Summary Dementia affects millions of people in the United States. Alzheimer’s disease (AD) is one of the most common causes of dementia in elderly. However, there are no effective therapies currently available for preventing and treating AD or halting progression of the disease. Therefore, it is imperative to develop efficacious therapies for AD. Although the etiology of AD is multifactorial and complex, accumulated evidence suggests that neuroinflammation is a root cause of neurodegenerative diseases, including AD. Hence, resolving neuroinflammation is crucial for preventing development of AD or for modifying disease progression.

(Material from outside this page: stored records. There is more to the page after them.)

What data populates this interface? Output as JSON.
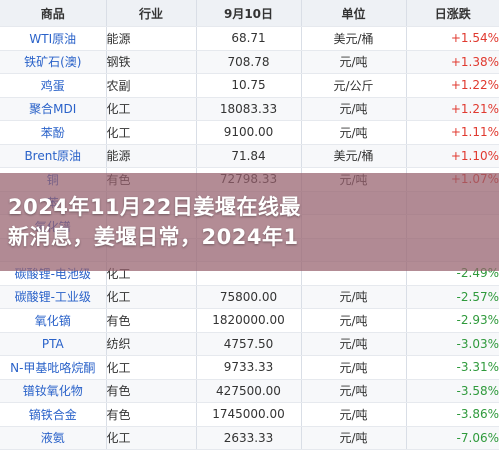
{
  "table": {
    "headers": [
      "商品",
      "行业",
      "9月10日",
      "单位",
      "日涨跌"
    ],
    "rows": [
      {
        "name": "WTI原油",
        "industry": "能源",
        "price": "68.71",
        "unit": "美元/桶",
        "change": "+1.54%",
        "direction": "up"
      },
      {
        "name": "铁矿石(澳)",
        "industry": "钢铁",
        "price": "708.78",
        "unit": "元/吨",
        "change": "+1.38%",
        "direction": "up"
      },
      {
        "name": "鸡蛋",
        "industry": "农副",
        "price": "10.75",
        "unit": "元/公斤",
        "change": "+1.22%",
        "direction": "up"
      },
      {
        "name": "聚合MDI",
        "industry": "化工",
        "price": "18083.33",
        "unit": "元/吨",
        "change": "+1.21%",
        "direction": "up"
      },
      {
        "name": "苯酚",
        "industry": "化工",
        "price": "9100.00",
        "unit": "元/吨",
        "change": "+1.11%",
        "direction": "up"
      },
      {
        "name": "Brent原油",
        "industry": "能源",
        "price": "71.84",
        "unit": "美元/桶",
        "change": "+1.10%",
        "direction": "up"
      },
      {
        "name": "铜",
        "industry": "有色",
        "price": "72798.33",
        "unit": "元/吨",
        "change": "+1.07%",
        "direction": "up"
      },
      {
        "name": "苯",
        "industry": "",
        "price": "",
        "unit": "",
        "change": "",
        "direction": "up"
      },
      {
        "name": "氧化镨",
        "industry": "",
        "price": "",
        "unit": "",
        "change": "",
        "direction": "down"
      },
      {
        "name": "",
        "industry": "",
        "price": "",
        "unit": "",
        "change": "",
        "direction": "down"
      },
      {
        "name": "碳酸锂-电池级",
        "industry": "化工",
        "price": "",
        "unit": "",
        "change": "-2.49%",
        "direction": "down"
      },
      {
        "name": "碳酸锂-工业级",
        "industry": "化工",
        "price": "75800.00",
        "unit": "元/吨",
        "change": "-2.57%",
        "direction": "down"
      },
      {
        "name": "氧化镝",
        "industry": "有色",
        "price": "1820000.00",
        "unit": "元/吨",
        "change": "-2.93%",
        "direction": "down"
      },
      {
        "name": "PTA",
        "industry": "纺织",
        "price": "4757.50",
        "unit": "元/吨",
        "change": "-3.03%",
        "direction": "down"
      },
      {
        "name": "N-甲基吡咯烷酮",
        "industry": "化工",
        "price": "9733.33",
        "unit": "元/吨",
        "change": "-3.31%",
        "direction": "down"
      },
      {
        "name": "镨钕氧化物",
        "industry": "有色",
        "price": "427500.00",
        "unit": "元/吨",
        "change": "-3.58%",
        "direction": "down"
      },
      {
        "name": "镝铁合金",
        "industry": "有色",
        "price": "1745000.00",
        "unit": "元/吨",
        "change": "-3.86%",
        "direction": "down"
      },
      {
        "name": "液氨",
        "industry": "化工",
        "price": "2633.33",
        "unit": "元/吨",
        "change": "-7.06%",
        "direction": "down"
      }
    ]
  },
  "banner": {
    "line1": "2024年11月22日姜堰在线最",
    "line2": "新消息，姜堰日常，2024年1"
  },
  "colors": {
    "up": "#e0392f",
    "down": "#2f9a3c",
    "name_link": "#2a62c9",
    "banner_overlay": "#965f6c"
  }
}
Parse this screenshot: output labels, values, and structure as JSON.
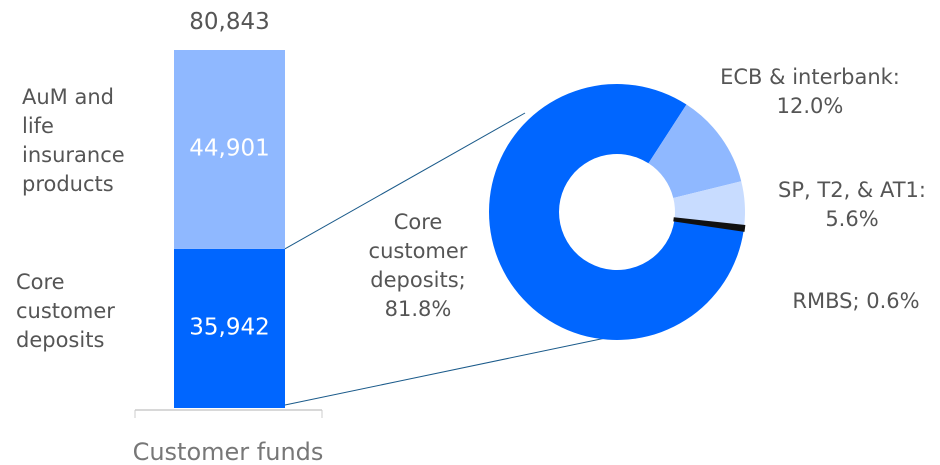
{
  "chart_data": [
    {
      "type": "stacked_bar",
      "categories": [
        "Customer funds"
      ],
      "series": [
        {
          "name": "Core customer deposits",
          "color": "#0066ff",
          "values": [
            35942
          ],
          "value_labels": [
            "35,942"
          ]
        },
        {
          "name": "AuM and life insurance products",
          "color": "#8fb8ff",
          "values": [
            44901
          ],
          "value_labels": [
            "44,901"
          ]
        }
      ],
      "totals": [
        80843
      ],
      "total_labels": [
        "80,843"
      ]
    },
    {
      "type": "donut",
      "values": [
        81.8,
        12.0,
        5.6,
        0.6
      ],
      "value_labels": [
        "Core customer deposits; 81.8%",
        "ECB & interbank: 12.0%",
        "SP, T2, & AT1: 5.6%",
        "RMBS; 0.6%"
      ],
      "colors": [
        "#0066ff",
        "#8fb8ff",
        "#c8dcff",
        "#111111"
      ]
    }
  ]
}
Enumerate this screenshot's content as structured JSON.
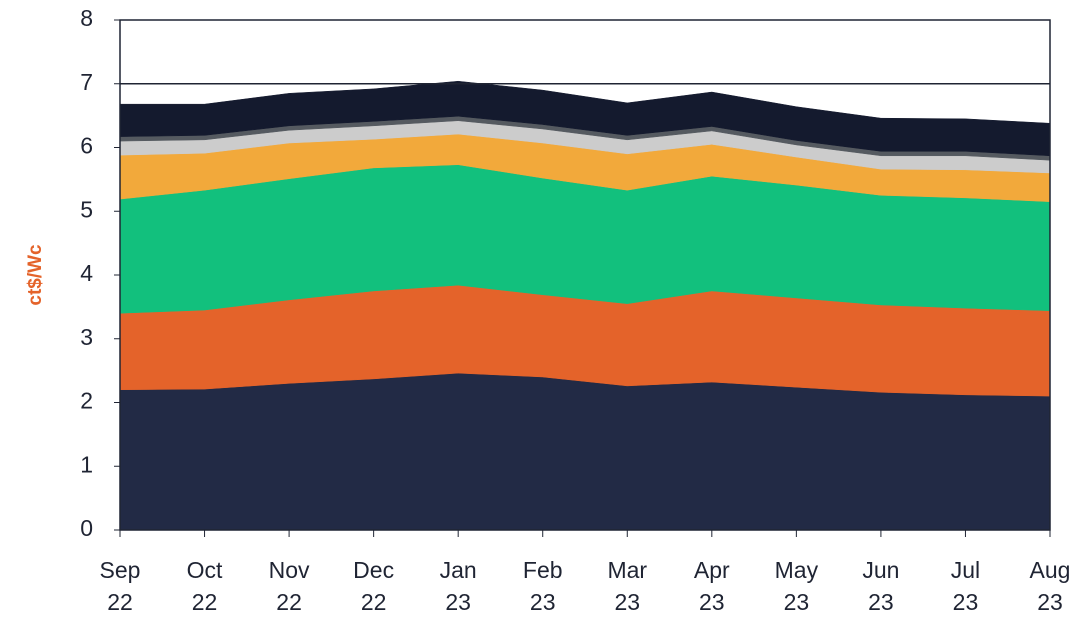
{
  "chart_data": {
    "type": "stacked-area",
    "y_label": "ct$/Wc",
    "categories": [
      "Sep 22",
      "Oct 22",
      "Nov 22",
      "Dec 22",
      "Jan 23",
      "Feb 23",
      "Mar 23",
      "Apr 23",
      "May 23",
      "Jun 23",
      "Jul 23",
      "Aug 23"
    ],
    "series": [
      {
        "color": "#222a45",
        "values": [
          2.2,
          2.21,
          2.3,
          2.37,
          2.46,
          2.4,
          2.26,
          2.32,
          2.24,
          2.16,
          2.12,
          2.1
        ]
      },
      {
        "color": "#e4632a",
        "values": [
          1.2,
          1.24,
          1.31,
          1.38,
          1.38,
          1.29,
          1.29,
          1.43,
          1.4,
          1.37,
          1.36,
          1.34
        ]
      },
      {
        "color": "#12c07d",
        "values": [
          1.79,
          1.88,
          1.9,
          1.93,
          1.89,
          1.83,
          1.78,
          1.8,
          1.77,
          1.72,
          1.73,
          1.71
        ]
      },
      {
        "color": "#f2a93b",
        "values": [
          0.69,
          0.58,
          0.56,
          0.45,
          0.48,
          0.55,
          0.57,
          0.5,
          0.44,
          0.41,
          0.44,
          0.45
        ]
      },
      {
        "color": "#cccccc",
        "values": [
          0.22,
          0.21,
          0.2,
          0.21,
          0.21,
          0.22,
          0.22,
          0.21,
          0.19,
          0.21,
          0.22,
          0.2
        ]
      },
      {
        "color": "#555a60",
        "values": [
          0.07,
          0.07,
          0.07,
          0.07,
          0.07,
          0.07,
          0.07,
          0.07,
          0.07,
          0.07,
          0.07,
          0.07
        ]
      },
      {
        "color": "#141a2e",
        "values": [
          0.51,
          0.49,
          0.51,
          0.51,
          0.55,
          0.54,
          0.51,
          0.54,
          0.53,
          0.52,
          0.51,
          0.51
        ]
      }
    ],
    "ylim": [
      0,
      8
    ],
    "yticks": [
      0,
      1,
      2,
      3,
      4,
      5,
      6,
      7,
      8
    ],
    "reference_line": 7,
    "grid": false
  }
}
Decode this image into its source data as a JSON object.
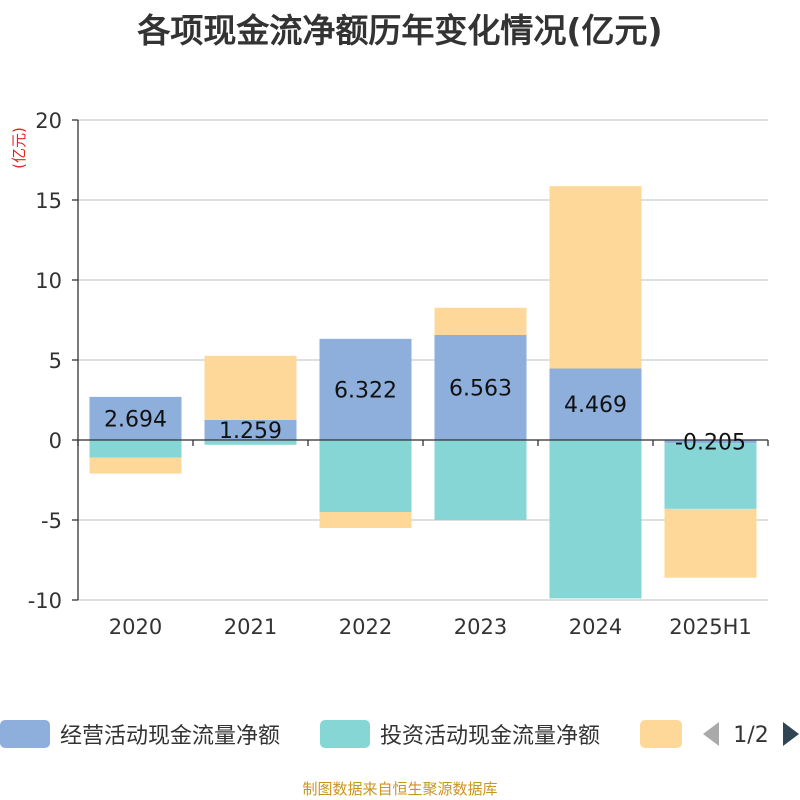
{
  "chart_data": {
    "type": "bar",
    "stacked": true,
    "title": "各项现金流净额历年变化情况(亿元)",
    "ylabel": "(亿元)",
    "categories": [
      "2020",
      "2021",
      "2022",
      "2023",
      "2024",
      "2025H1"
    ],
    "ylim": [
      -10,
      20
    ],
    "yticks": [
      20,
      15,
      10,
      5,
      0,
      -5,
      -10
    ],
    "grid": true,
    "series": [
      {
        "name": "经营活动现金流量净额",
        "color": "#8eaedb",
        "values": [
          2.694,
          1.259,
          6.322,
          6.563,
          4.469,
          -0.205
        ],
        "labels": [
          "2.694",
          "1.259",
          "6.322",
          "6.563",
          "4.469",
          "-0.205"
        ]
      },
      {
        "name": "投资活动现金流量净额",
        "color": "#86d6d6",
        "values": [
          -1.1,
          -0.3,
          -4.5,
          -5.0,
          -9.9,
          -4.1
        ]
      },
      {
        "name": "",
        "color": "#fed898",
        "values": [
          -1.0,
          4.0,
          -1.0,
          1.7,
          11.4,
          -4.3
        ]
      }
    ]
  },
  "legend": {
    "page": "1/2",
    "prev_icon": "triangle-left-icon",
    "next_icon": "triangle-right-icon"
  },
  "source": "制图数据来自恒生聚源数据库"
}
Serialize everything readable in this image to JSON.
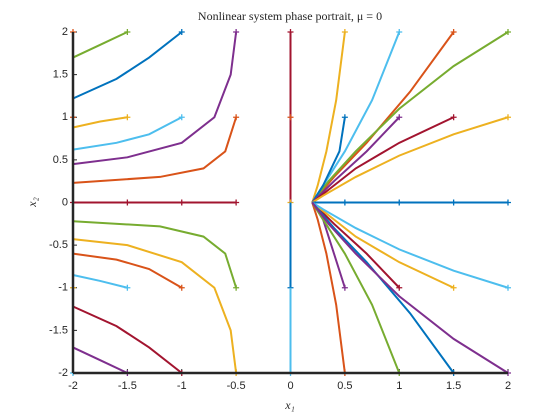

Endocannabinoids are naturally occurring bioactive lipid mediators involved in a variety of physiological and pathological processes. 2-Arachidonoylglycerol (2-AG), the most abundant endocannabinoid, displays profound anti-inflammatory and neuroprotective properties. Inhibition of 2-AG degradation by pharmacological inactivation of monoacylglycerol lipase (MAGL), the key enzyme that degrades 2-AG in the brain, has been shown to produce neuroprotective effects in AD, and thus MAGL has been proposed as a therapeutic target for AD. During the current funding period, we discovered that genetic inactivation of MAGL reduces neuropathology and averts synaptic and cognitive declines in an animal model of traumatic brain injury (TBI). Surprisingly, these neuroprotective effects result primarily from augmentation of 2-AG signaling in astrocytes, rather than in neurons, suggesting that the neuroprotective effects induced by inactivation of MAGL in TBI are through 2-AG-mediated cell type-specific resolution of neuroinflammation. In this competing renewal application, we propose to determine whether genetic inactivation of MAGL produces anti-inflammatory and neuroprotective effects in animal models of AD and whether the protective effects are also cell type-specific. To reach this goal, we will assess beta-amyloid (Aβ) and tau neuropathology, structural and functional plasticity of synapses, and cognitive function by cell type-specific inactivation of MAGL in animal models of AD and delineate the molecular mechanisms that contribute to the MAGL inactivation-produced neuroprotective effects in AD. The outcome of the proposed research will enable us to better development of efficacious therapies or to refine treatments for AD.

总结 痴呆症影响着美国数百万人。阿尔茨海默病（AD）是最常见的疾病之一， 老年痴呆症的病因然而，目前还没有有效的治疗方法可用于预防和 治疗AD或阻止疾病的进展。因此，必须开发有效的治疗方法， AD.虽然AD的病因是多因素的和复杂的，但积累的证据表明， 神经炎症是包括AD在内的神经变性疾病的根本原因。因此，解决 神经炎症对于预防AD的发展或对于改变疾病进展至关重要。 内源性大麻素是天然存在的生物活性脂质介质，参与多种生理和病理过程。 病理过程。2-花生四烯酸甘油（2-AG），最丰富的内源性大麻素，显示深刻的 抗炎和神经保护特性。通过药物灭活抑制2-AG降解 单酰基甘油脂肪酶（MAGL），在大脑中降解2-AG的关键酶，已被证明可以产生 MAGL在AD中具有神经保护作用，因此已经提出MAGL作为AD的治疗靶标。期间 在目前的资助期内，我们发现MAGL的遗传失活减少了神经病理学， 在创伤性脑损伤（TBI）动物模型中的突触和认知下降。令人惊讶的是，这些 神经保护作用主要是由于星形胶质细胞中2-AG信号的增强，而不是神经元中， 提示MAGL失活诱导的TBI神经保护作用是通过2-AG介导的， 神经炎症的细胞类型特异性消退。在此竞争性续期申请中，我们建议 确定MAGL的基因失活是否在神经系统中产生抗炎和神经保护作用。 AD的动物模型以及保护作用是否也是细胞类型特异性的。为了实现这一目标，我们将 评估β-淀粉样蛋白（Aβ）和tau神经病理学，突触的结构和功能可塑性，以及认知功能。 在AD动物模型中，通过MAGL的细胞类型特异性失活来发挥功能，并描述了 在AD中，MAGL失活产生神经保护作用的机制。的结果 拟议的研究将使我们能够更好地开发有效的治疗方法或改进治疗方法， AD.